From today, the UK will implement new anti-money laundering regulations for cryptocurrency, following guidelines established by the Financial Action Task Force (FATF).
The new regulations may require UK-based crypto asset businesses to withhold certain crypto transfers. If a virtual asset service provider (VASP) receives an inbound payment from a country that has not adopted the new rules, the VASP must conduct a risk assessment to determine whether to make the assets available to the recipient. This rule also applies to transfers made by UK account holders to locations outside the UK.
In August, the FCA outlined its expectations for UK firms regarding compliance and what it considers reasonable actions for firms ahead of other nations. Key expectations include:
– Take all reasonable steps and exercise due diligence to comply with the Travel Rule.
– Firms are responsible for compliance with the Travel Rule, even when working with third-party suppliers.
– Fully comply with the Travel Rule when sending or receiving cryptoasset transfers to firms located in the UK or any jurisdiction that has enacted the rule.
– Regularly review the implementation status of the Travel Rule in other jurisdictions and adjust business processes as necessary.

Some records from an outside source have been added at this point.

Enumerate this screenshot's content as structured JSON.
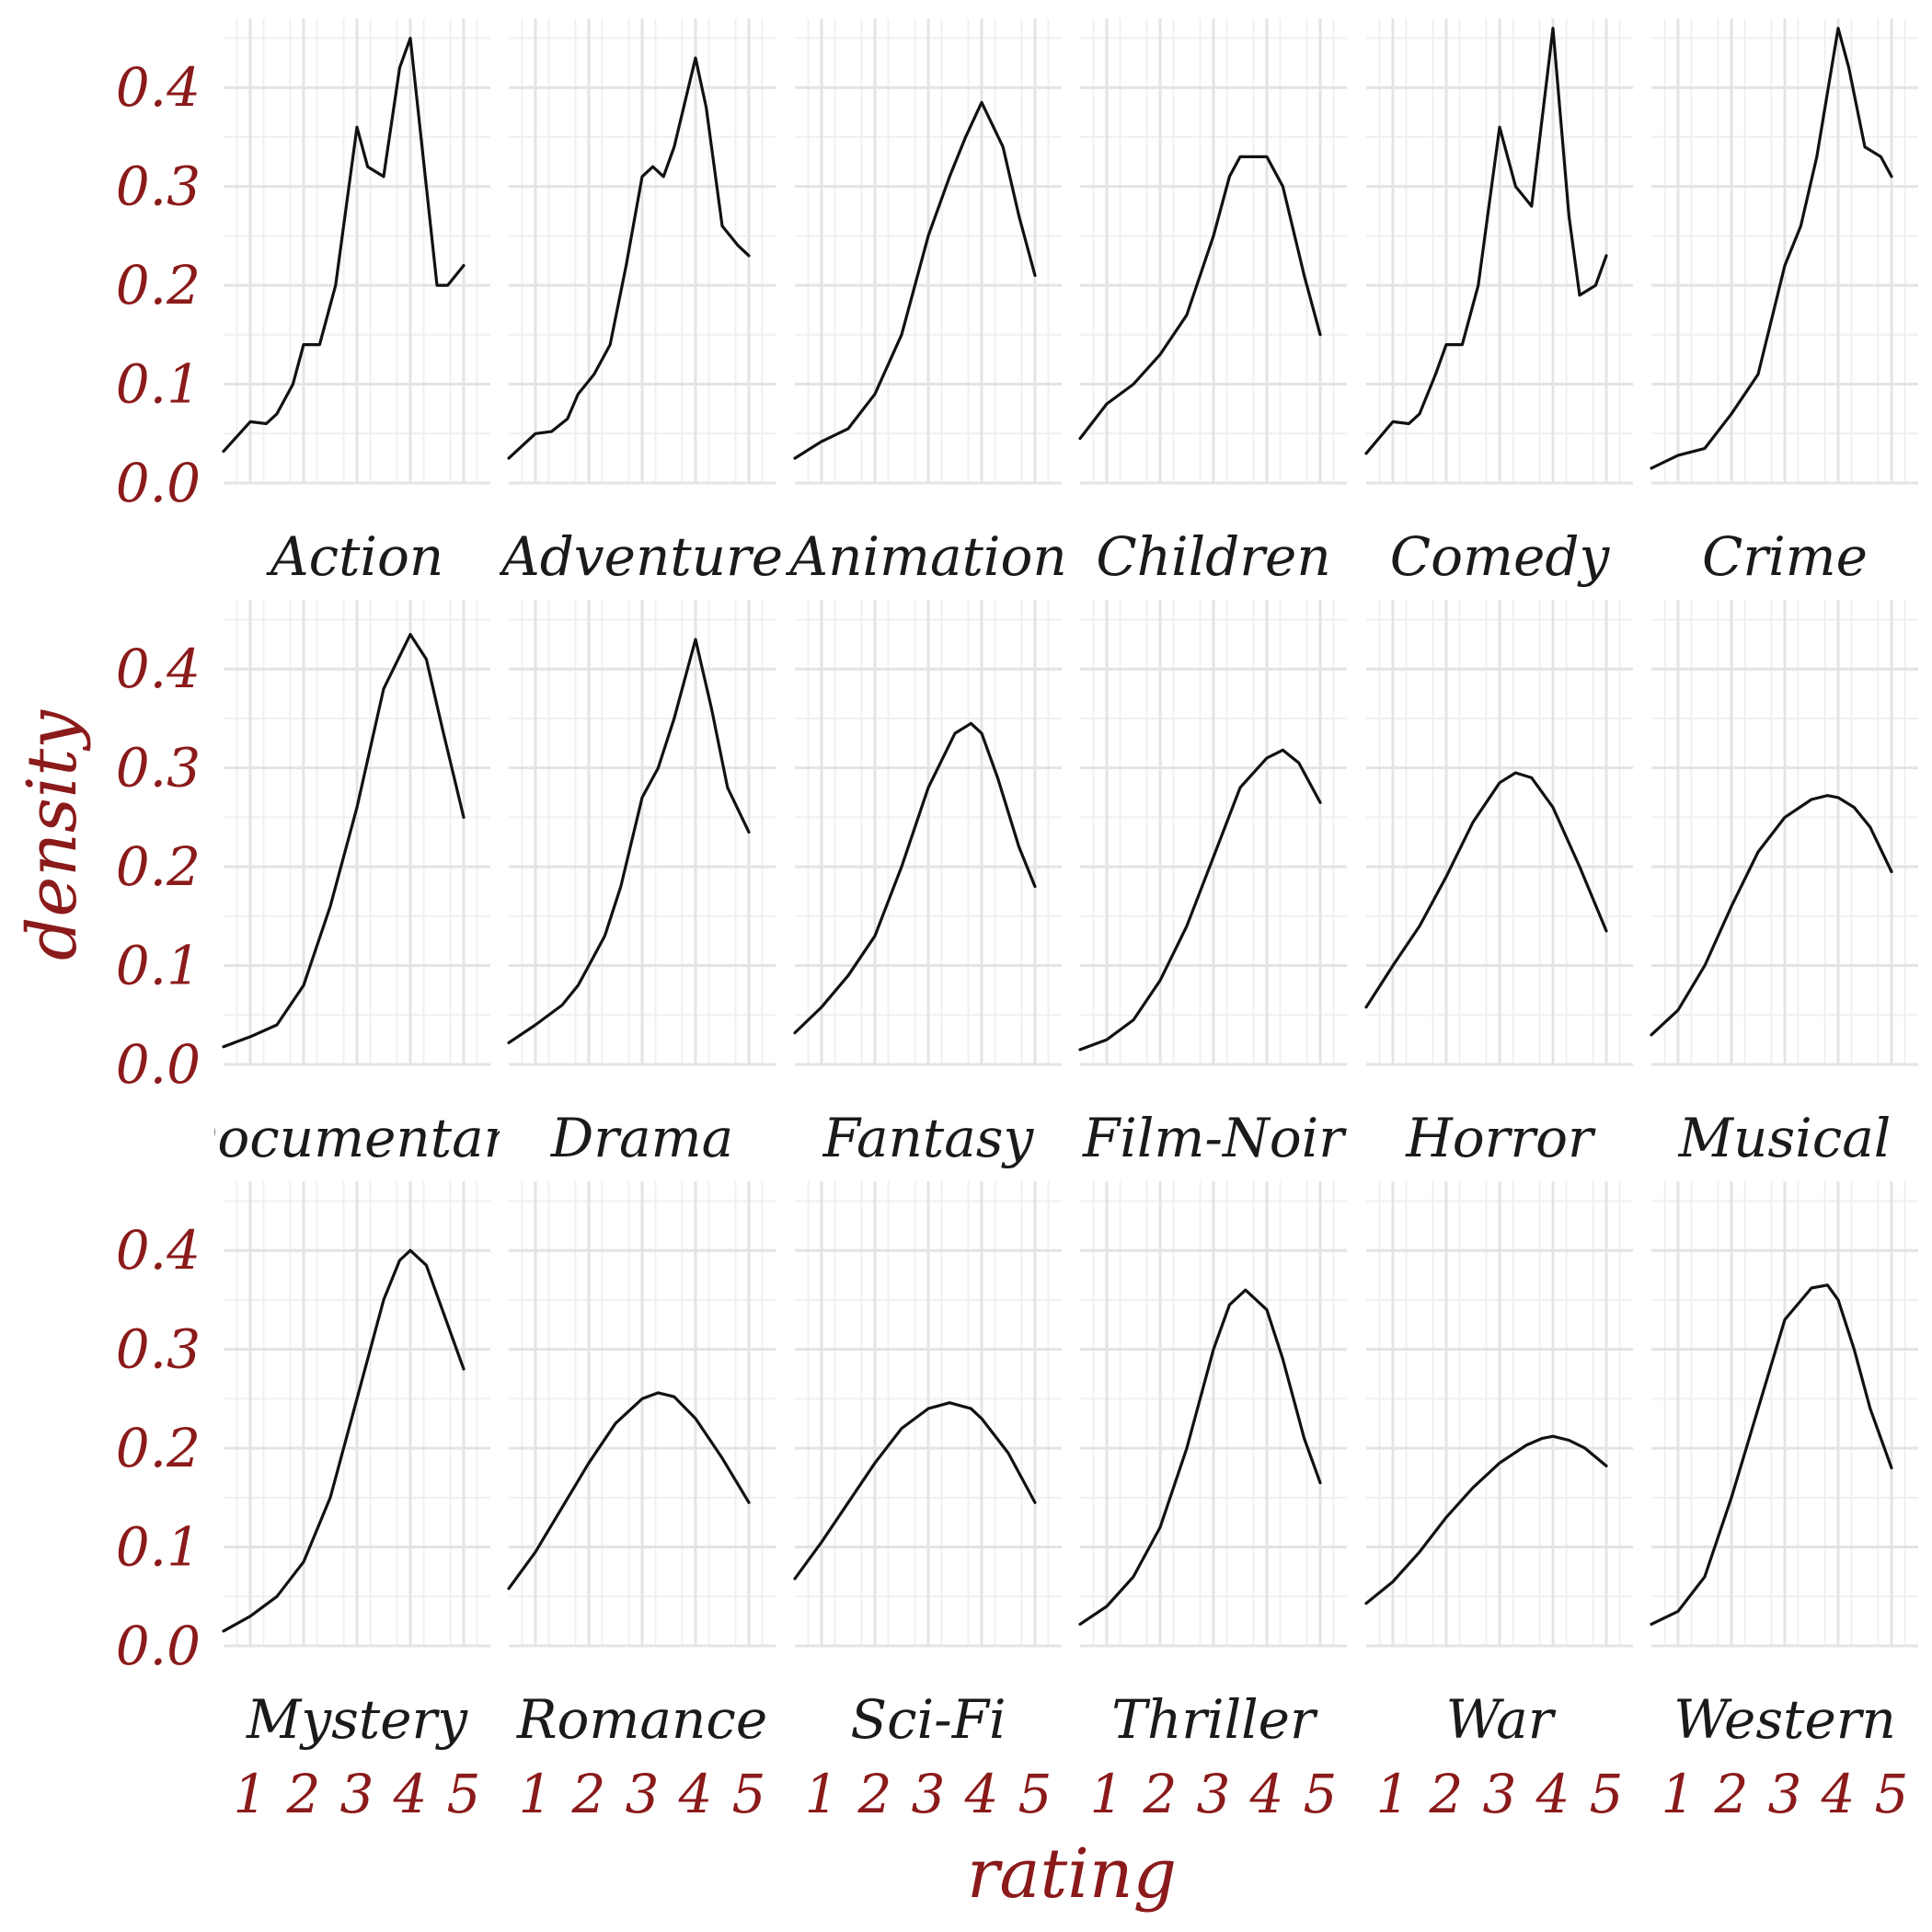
{
  "colors": {
    "axis_text": "#8b1a1a",
    "strip_text": "#1a1a1a",
    "grid_major": "#e4e4e4",
    "grid_minor": "#f0f0f0",
    "line": "#111111",
    "background": "#ffffff"
  },
  "chart_data": {
    "type": "line",
    "title": "",
    "xlabel": "rating",
    "ylabel": "density",
    "xlim": [
      0.5,
      5.5
    ],
    "ylim": [
      0,
      0.47
    ],
    "xticks": [
      1,
      2,
      3,
      4,
      5
    ],
    "yticks": [
      0.0,
      0.1,
      0.2,
      0.3,
      0.4
    ],
    "ytick_labels": [
      "0.0",
      "0.1",
      "0.2",
      "0.3",
      "0.4"
    ],
    "layout": "facet-wrap 3 rows x 6 columns",
    "grid": true,
    "facets": [
      {
        "label": "Action",
        "x": [
          0.5,
          1.0,
          1.3,
          1.5,
          1.8,
          2.0,
          2.3,
          2.6,
          3.0,
          3.2,
          3.5,
          3.8,
          4.0,
          4.3,
          4.5,
          4.7,
          5.0
        ],
        "y": [
          0.032,
          0.062,
          0.06,
          0.07,
          0.1,
          0.14,
          0.14,
          0.2,
          0.36,
          0.32,
          0.31,
          0.42,
          0.45,
          0.3,
          0.2,
          0.2,
          0.22
        ]
      },
      {
        "label": "Adventure",
        "x": [
          0.5,
          1.0,
          1.3,
          1.6,
          1.8,
          2.1,
          2.4,
          2.7,
          3.0,
          3.2,
          3.4,
          3.6,
          4.0,
          4.2,
          4.5,
          4.8,
          5.0
        ],
        "y": [
          0.025,
          0.05,
          0.052,
          0.065,
          0.09,
          0.11,
          0.14,
          0.22,
          0.31,
          0.32,
          0.31,
          0.34,
          0.43,
          0.38,
          0.26,
          0.24,
          0.23
        ]
      },
      {
        "label": "Animation",
        "x": [
          0.5,
          1.0,
          1.5,
          2.0,
          2.5,
          3.0,
          3.4,
          3.7,
          4.0,
          4.4,
          4.7,
          5.0
        ],
        "y": [
          0.025,
          0.042,
          0.055,
          0.09,
          0.15,
          0.25,
          0.31,
          0.35,
          0.385,
          0.34,
          0.27,
          0.21
        ]
      },
      {
        "label": "Children",
        "x": [
          0.5,
          1.0,
          1.5,
          2.0,
          2.5,
          3.0,
          3.3,
          3.5,
          3.8,
          4.0,
          4.3,
          4.7,
          5.0
        ],
        "y": [
          0.045,
          0.08,
          0.1,
          0.13,
          0.17,
          0.25,
          0.31,
          0.33,
          0.33,
          0.33,
          0.3,
          0.21,
          0.15
        ]
      },
      {
        "label": "Comedy",
        "x": [
          0.5,
          1.0,
          1.3,
          1.5,
          1.8,
          2.0,
          2.3,
          2.6,
          3.0,
          3.3,
          3.6,
          4.0,
          4.3,
          4.5,
          4.8,
          5.0
        ],
        "y": [
          0.03,
          0.062,
          0.06,
          0.07,
          0.11,
          0.14,
          0.14,
          0.2,
          0.36,
          0.3,
          0.28,
          0.46,
          0.27,
          0.19,
          0.2,
          0.23
        ]
      },
      {
        "label": "Crime",
        "x": [
          0.5,
          1.0,
          1.5,
          2.0,
          2.5,
          3.0,
          3.3,
          3.6,
          4.0,
          4.2,
          4.5,
          4.8,
          5.0
        ],
        "y": [
          0.015,
          0.028,
          0.035,
          0.07,
          0.11,
          0.22,
          0.26,
          0.33,
          0.46,
          0.42,
          0.34,
          0.33,
          0.31
        ]
      },
      {
        "label": "Documentary",
        "x": [
          0.5,
          1.0,
          1.5,
          2.0,
          2.5,
          3.0,
          3.5,
          4.0,
          4.3,
          4.6,
          5.0
        ],
        "y": [
          0.018,
          0.028,
          0.04,
          0.08,
          0.16,
          0.26,
          0.38,
          0.435,
          0.41,
          0.34,
          0.25
        ]
      },
      {
        "label": "Drama",
        "x": [
          0.5,
          1.0,
          1.5,
          1.8,
          2.0,
          2.3,
          2.6,
          3.0,
          3.3,
          3.6,
          4.0,
          4.3,
          4.6,
          5.0
        ],
        "y": [
          0.022,
          0.04,
          0.06,
          0.08,
          0.1,
          0.13,
          0.18,
          0.27,
          0.3,
          0.35,
          0.43,
          0.36,
          0.28,
          0.235
        ]
      },
      {
        "label": "Fantasy",
        "x": [
          0.5,
          1.0,
          1.5,
          2.0,
          2.5,
          3.0,
          3.5,
          3.8,
          4.0,
          4.3,
          4.7,
          5.0
        ],
        "y": [
          0.032,
          0.058,
          0.09,
          0.13,
          0.2,
          0.28,
          0.335,
          0.345,
          0.335,
          0.29,
          0.22,
          0.18
        ]
      },
      {
        "label": "Film-Noir",
        "x": [
          0.5,
          1.0,
          1.5,
          2.0,
          2.5,
          3.0,
          3.5,
          4.0,
          4.3,
          4.6,
          5.0
        ],
        "y": [
          0.015,
          0.025,
          0.045,
          0.085,
          0.14,
          0.21,
          0.28,
          0.31,
          0.318,
          0.305,
          0.265
        ]
      },
      {
        "label": "Horror",
        "x": [
          0.5,
          1.0,
          1.5,
          2.0,
          2.5,
          3.0,
          3.3,
          3.6,
          4.0,
          4.5,
          5.0
        ],
        "y": [
          0.058,
          0.1,
          0.14,
          0.19,
          0.245,
          0.285,
          0.295,
          0.29,
          0.26,
          0.2,
          0.135
        ]
      },
      {
        "label": "Musical",
        "x": [
          0.5,
          1.0,
          1.5,
          2.0,
          2.5,
          3.0,
          3.5,
          3.8,
          4.0,
          4.3,
          4.6,
          5.0
        ],
        "y": [
          0.03,
          0.055,
          0.1,
          0.16,
          0.215,
          0.25,
          0.268,
          0.272,
          0.27,
          0.26,
          0.24,
          0.195
        ]
      },
      {
        "label": "Mystery",
        "x": [
          0.5,
          1.0,
          1.5,
          2.0,
          2.5,
          3.0,
          3.5,
          3.8,
          4.0,
          4.3,
          4.6,
          5.0
        ],
        "y": [
          0.015,
          0.03,
          0.05,
          0.085,
          0.15,
          0.25,
          0.35,
          0.39,
          0.4,
          0.385,
          0.34,
          0.28
        ]
      },
      {
        "label": "Romance",
        "x": [
          0.5,
          1.0,
          1.5,
          2.0,
          2.5,
          3.0,
          3.3,
          3.6,
          4.0,
          4.5,
          5.0
        ],
        "y": [
          0.058,
          0.095,
          0.14,
          0.185,
          0.225,
          0.25,
          0.256,
          0.252,
          0.23,
          0.19,
          0.145
        ]
      },
      {
        "label": "Sci-Fi",
        "x": [
          0.5,
          1.0,
          1.5,
          2.0,
          2.5,
          3.0,
          3.4,
          3.8,
          4.0,
          4.5,
          5.0
        ],
        "y": [
          0.068,
          0.105,
          0.145,
          0.185,
          0.22,
          0.24,
          0.246,
          0.24,
          0.23,
          0.195,
          0.145
        ]
      },
      {
        "label": "Thriller",
        "x": [
          0.5,
          1.0,
          1.5,
          2.0,
          2.5,
          3.0,
          3.3,
          3.6,
          4.0,
          4.3,
          4.7,
          5.0
        ],
        "y": [
          0.022,
          0.04,
          0.07,
          0.12,
          0.2,
          0.3,
          0.345,
          0.36,
          0.34,
          0.29,
          0.21,
          0.165
        ]
      },
      {
        "label": "War",
        "x": [
          0.5,
          1.0,
          1.5,
          2.0,
          2.5,
          3.0,
          3.5,
          3.8,
          4.0,
          4.3,
          4.6,
          5.0
        ],
        "y": [
          0.043,
          0.065,
          0.095,
          0.13,
          0.16,
          0.185,
          0.203,
          0.21,
          0.212,
          0.208,
          0.2,
          0.182
        ]
      },
      {
        "label": "Western",
        "x": [
          0.5,
          1.0,
          1.5,
          2.0,
          2.5,
          3.0,
          3.5,
          3.8,
          4.0,
          4.3,
          4.6,
          5.0
        ],
        "y": [
          0.022,
          0.035,
          0.07,
          0.15,
          0.24,
          0.33,
          0.362,
          0.365,
          0.35,
          0.3,
          0.24,
          0.18
        ]
      }
    ]
  }
}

When sending a cryptoasset transfer to a jurisdiction without the Travel Rule:
– Businesses must make reasonable efforts to determine if the receiving firm can collect the required information.
– If the receiving firm cannot obtain the necessary information, the UK crypto asset business must still gather and verify the information as required by the Money Laundering Regulations (MLRs) and store that information prior to processing the transfer.

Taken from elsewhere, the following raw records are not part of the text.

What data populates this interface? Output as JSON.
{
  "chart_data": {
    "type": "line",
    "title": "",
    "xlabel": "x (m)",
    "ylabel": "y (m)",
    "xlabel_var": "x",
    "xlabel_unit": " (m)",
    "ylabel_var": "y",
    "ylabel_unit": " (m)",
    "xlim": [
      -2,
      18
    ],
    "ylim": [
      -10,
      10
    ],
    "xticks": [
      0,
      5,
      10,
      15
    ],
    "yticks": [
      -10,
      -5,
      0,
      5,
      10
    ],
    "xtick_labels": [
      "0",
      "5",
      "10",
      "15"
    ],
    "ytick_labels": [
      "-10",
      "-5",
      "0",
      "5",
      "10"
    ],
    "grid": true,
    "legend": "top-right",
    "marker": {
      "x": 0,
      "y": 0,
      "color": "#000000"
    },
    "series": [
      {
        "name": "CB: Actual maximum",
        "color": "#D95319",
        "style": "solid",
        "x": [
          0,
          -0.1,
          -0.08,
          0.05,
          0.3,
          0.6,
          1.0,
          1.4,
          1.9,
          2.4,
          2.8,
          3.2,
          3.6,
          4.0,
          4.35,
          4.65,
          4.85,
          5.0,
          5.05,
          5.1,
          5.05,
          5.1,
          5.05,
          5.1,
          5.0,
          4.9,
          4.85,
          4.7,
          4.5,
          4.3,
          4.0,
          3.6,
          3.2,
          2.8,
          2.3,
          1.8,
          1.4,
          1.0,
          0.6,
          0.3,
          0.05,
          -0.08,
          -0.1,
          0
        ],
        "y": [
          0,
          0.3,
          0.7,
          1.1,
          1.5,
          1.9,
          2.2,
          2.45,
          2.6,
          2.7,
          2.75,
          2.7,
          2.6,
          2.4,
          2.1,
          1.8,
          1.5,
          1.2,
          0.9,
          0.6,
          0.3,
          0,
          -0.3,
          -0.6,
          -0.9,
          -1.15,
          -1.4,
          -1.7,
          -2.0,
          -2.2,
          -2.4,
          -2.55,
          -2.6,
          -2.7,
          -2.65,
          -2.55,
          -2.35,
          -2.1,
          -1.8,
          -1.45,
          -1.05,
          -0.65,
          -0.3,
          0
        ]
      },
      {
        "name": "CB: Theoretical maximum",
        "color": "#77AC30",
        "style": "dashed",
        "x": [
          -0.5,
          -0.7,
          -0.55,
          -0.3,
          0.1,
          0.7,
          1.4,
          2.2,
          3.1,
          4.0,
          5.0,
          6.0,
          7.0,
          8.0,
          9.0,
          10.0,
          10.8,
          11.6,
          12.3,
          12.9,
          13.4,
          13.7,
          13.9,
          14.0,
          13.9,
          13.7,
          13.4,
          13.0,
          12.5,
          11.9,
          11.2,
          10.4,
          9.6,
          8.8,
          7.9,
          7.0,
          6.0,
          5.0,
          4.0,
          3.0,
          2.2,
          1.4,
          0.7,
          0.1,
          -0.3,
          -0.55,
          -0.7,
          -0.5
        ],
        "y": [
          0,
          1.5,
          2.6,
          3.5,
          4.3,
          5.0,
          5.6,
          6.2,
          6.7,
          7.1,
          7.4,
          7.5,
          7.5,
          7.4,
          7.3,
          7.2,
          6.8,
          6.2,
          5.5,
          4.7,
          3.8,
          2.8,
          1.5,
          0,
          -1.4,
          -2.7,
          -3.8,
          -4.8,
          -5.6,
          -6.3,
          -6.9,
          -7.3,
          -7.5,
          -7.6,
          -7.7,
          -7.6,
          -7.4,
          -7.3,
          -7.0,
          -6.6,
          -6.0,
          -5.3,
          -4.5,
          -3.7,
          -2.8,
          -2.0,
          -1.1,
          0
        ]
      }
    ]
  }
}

When receiving a crypto asset transfer from a jurisdiction that lacks the Travel Rule:
– If the transfer has incomplete or missing information, UK crypto asset businesses must consider the operational jurisdictions and the status of the Travel Rule there.

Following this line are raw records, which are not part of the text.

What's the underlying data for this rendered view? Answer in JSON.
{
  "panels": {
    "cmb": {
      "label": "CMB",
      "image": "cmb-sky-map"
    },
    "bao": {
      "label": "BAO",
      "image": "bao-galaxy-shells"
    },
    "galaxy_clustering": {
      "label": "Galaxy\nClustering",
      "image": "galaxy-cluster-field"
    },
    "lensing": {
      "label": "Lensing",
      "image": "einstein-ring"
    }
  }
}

– These considerations should factor into the risk assessment regarding whether to make the crypto assets available to the beneficiary.
While the crypto industry has largely welcomed increased oversight, many stakeholders are apprehensive that the Travel Rule adds another layer to the existing complicated regulatory framework. A lack of standardization is a significant concern, with many jurisdictions either progressing slowly toward implementation or planning to forego enforcing the Travel Rule altogether.
In June 2023, FATF reported that only 75% of jurisdictions are either partially compliant or not compliant with its requirements. Among the 151 jurisdictions that responded to the 2023 Survey, over half had yet to take any action toward implementing the Travel Rule. FATF emphasized the growing risks posed by virtual assets and service providers without proper regulation, creating exploitable loopholes for criminals.
Aja Heise, senior compliance officer at XBTO, noted: “The FCA’s introduction of the Travel Rule in the UK is a commendable step toward tackling money laundering, but it complicates an already intricate web of regulatory requirements. Questions remain about the effectiveness of this rule across different jurisdictions, particularly considering the technological and development challenges institutions face to ensure compliance.”
Heise stressed the necessity for global regulatory alignment and clarity to help institutions gain a consistent understanding of compliance expectations, enabling them to manage digital asset investments confidently. Education, funding, technological infrastructure, and ecosystem growth must accompany regulation to drive institutional acceptance of digital assets.
On the rule’s implementation, Meiran Shtibel, associate general counsel at Fireblocks, commented: “Starting September 1st, UK VASPs will need to comply with the Travel Rule, which presents significant compliance challenges, particularly regarding the ‘Sunrise Issue.’ This situation occurs when one VASP operates in a jurisdiction where the Travel Rule is enforced while the counterparty operates in a location where it is not. UK VASPs must comply with Travel Rule criteria even when interacting with counterparts in jurisdictions with pending enforcement.”
Despite some ambiguity in the initial guidance from the FCA, which has recently published a consultation for additional clarity, it offers more flexibility than the guidance from FATF. This guidance restricts VASPs from transferring virtual assets outside their customer base without necessary compliance measures in place. Compliance entails resource investment, with the crypto-native concept of pseudo-anonymity facing significant challenges ahead. However, it represents a vital step that could enhance legitimacy in the digital asset sector and nurture mass adoption.
Jordan Wain, UK public policy lead at Chainalysis, remarked: “The implementation of the Travel Rule remains complex, as companies will have to navigate identifying relevant transactions, collecting the pertinent Travel Rule information, and determining how to delay, reject, or block transfers that do not satisfy the required criteria.”
This aspect highlights the crucial role of third-party providers in facilitating compliance at each stage of the transaction process. Industry voices are calling for further support and collaboration from authorities to promote a balanced and cooperative approach to implementation.